His professional work was internationally known, and his honors and awards were numerous and distinguished. Among these: His alma mater, University of Colorado, conferred on him the degree of D. Sc. He served his professional society, the American Institute of Electrical Engineers, as national president in 1940‑41 and in later years was designated as Honorary Member, a distinction few engineers achieve. For his professional work and for his contributions to engineering education in Japan, the Japanese Institute of Electrical Engineers designated Professor Sorensen as an Honorary Member. His pleasure in this recognition was in a sense a measure of his broad interest in people everywhere. Another and more personal honor was the establishment by a group of senior engineers in the Los Angeles area, all Fellows of the Institute of Electrical and Electronic Engineers, of an informal organization known as the Royal W. Sorensen Fellows. The group appreciated this additional opportunity of association with Royal, and its name will now sustain his memory in local engineering circles. In furtherance of professional ideals, Professor Sorensen served for several years on the California State Board of Registration of Professional Engineers. In the community he was well known for his long and devoted service to his church, to the Pasadena YMCA, and the Tuberculosis Association.

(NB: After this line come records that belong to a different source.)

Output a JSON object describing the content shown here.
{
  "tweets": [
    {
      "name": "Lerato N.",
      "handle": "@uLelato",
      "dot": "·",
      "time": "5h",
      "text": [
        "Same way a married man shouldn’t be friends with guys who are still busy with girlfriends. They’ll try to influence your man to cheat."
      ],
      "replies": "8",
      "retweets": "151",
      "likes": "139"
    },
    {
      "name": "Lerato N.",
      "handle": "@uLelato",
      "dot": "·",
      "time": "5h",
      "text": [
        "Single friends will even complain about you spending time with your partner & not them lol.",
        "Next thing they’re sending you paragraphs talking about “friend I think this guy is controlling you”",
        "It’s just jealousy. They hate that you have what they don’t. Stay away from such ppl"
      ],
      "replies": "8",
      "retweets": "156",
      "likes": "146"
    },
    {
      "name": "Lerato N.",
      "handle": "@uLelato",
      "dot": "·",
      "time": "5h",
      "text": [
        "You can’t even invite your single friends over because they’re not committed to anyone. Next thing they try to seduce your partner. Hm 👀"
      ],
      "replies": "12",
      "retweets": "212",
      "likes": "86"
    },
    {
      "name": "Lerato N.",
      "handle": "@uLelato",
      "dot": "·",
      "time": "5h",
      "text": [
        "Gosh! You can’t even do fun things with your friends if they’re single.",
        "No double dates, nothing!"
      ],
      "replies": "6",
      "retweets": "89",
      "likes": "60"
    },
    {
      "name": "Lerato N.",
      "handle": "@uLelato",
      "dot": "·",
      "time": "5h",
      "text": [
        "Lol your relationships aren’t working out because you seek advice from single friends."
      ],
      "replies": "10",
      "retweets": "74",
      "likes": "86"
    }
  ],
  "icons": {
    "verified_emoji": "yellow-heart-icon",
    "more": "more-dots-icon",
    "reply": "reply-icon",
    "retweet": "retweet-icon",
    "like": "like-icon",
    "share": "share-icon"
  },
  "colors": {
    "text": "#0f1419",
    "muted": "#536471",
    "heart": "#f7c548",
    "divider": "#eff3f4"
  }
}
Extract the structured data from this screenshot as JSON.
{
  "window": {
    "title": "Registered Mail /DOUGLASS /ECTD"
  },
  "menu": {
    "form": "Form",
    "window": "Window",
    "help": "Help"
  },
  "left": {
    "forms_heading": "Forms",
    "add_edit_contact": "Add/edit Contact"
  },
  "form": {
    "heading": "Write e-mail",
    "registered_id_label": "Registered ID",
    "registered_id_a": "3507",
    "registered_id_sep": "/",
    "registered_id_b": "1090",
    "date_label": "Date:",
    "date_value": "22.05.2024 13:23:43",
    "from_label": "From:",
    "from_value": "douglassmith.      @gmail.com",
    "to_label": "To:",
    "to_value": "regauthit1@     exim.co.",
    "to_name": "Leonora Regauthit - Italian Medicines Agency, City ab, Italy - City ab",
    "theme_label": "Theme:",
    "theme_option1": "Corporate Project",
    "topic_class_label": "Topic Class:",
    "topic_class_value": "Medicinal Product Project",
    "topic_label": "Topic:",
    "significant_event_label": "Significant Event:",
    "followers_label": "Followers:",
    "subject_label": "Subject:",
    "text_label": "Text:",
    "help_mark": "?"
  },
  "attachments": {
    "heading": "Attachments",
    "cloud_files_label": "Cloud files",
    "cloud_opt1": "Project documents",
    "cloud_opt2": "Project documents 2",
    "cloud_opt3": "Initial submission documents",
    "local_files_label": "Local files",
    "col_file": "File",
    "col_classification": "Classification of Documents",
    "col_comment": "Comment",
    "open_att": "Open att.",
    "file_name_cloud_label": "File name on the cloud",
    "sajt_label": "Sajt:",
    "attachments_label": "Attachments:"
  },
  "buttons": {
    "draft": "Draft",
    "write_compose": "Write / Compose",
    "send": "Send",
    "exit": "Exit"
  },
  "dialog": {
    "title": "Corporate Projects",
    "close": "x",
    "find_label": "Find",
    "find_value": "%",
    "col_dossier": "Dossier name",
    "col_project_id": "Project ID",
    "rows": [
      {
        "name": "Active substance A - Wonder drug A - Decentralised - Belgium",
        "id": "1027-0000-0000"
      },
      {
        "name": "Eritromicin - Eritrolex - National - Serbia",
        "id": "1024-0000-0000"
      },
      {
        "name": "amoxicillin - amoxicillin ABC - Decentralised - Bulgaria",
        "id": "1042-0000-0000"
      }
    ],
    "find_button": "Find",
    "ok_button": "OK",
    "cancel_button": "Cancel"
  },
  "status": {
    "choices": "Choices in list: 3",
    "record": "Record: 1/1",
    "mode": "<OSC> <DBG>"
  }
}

In all, Professor Sorensen was officially a part of Caltech for 42 years and Caltech was a part of him. He contributed more than his inventions, his educational innovations, and his professional activities. He served the Institute and the students for many years in the additional capacity of Director of Athletics. He was concerned both for the student's education and for his physical well‑being. His influence on students thus extended far beyond the bounds of his electrical engineering classroom. His extensive knowledge of students was matched only by his amazing memory for their names and careers. In 1948 the Caltech Alumni Association made him an honorary member – a distinction held by only seven men – and at the time of his retirement from the Institute an alumni group established a fund for a Royal W. Sorensen Fellowship.
In 1952, Royal Sorensen became Professor Emeritus, which for him meant “retired” in name only. Continuous productive professional and community service followed until his health no longer permitted. He came often to his campus office, to faculty meetings, and to student affairs, particularly those of the Caltech YMCA. He was instrumental in establishing the Caltech YMCA in 1916 and served continuously on its Board of Directors for almost 50 years.
As a friend, a colleague, and a wise counselor he will be sorely missed, but we will cherish his memory and be ever grateful for all of his kindly help and wise guidance along the road. These words must surely be inadequate. Yet who can know the measure of a man?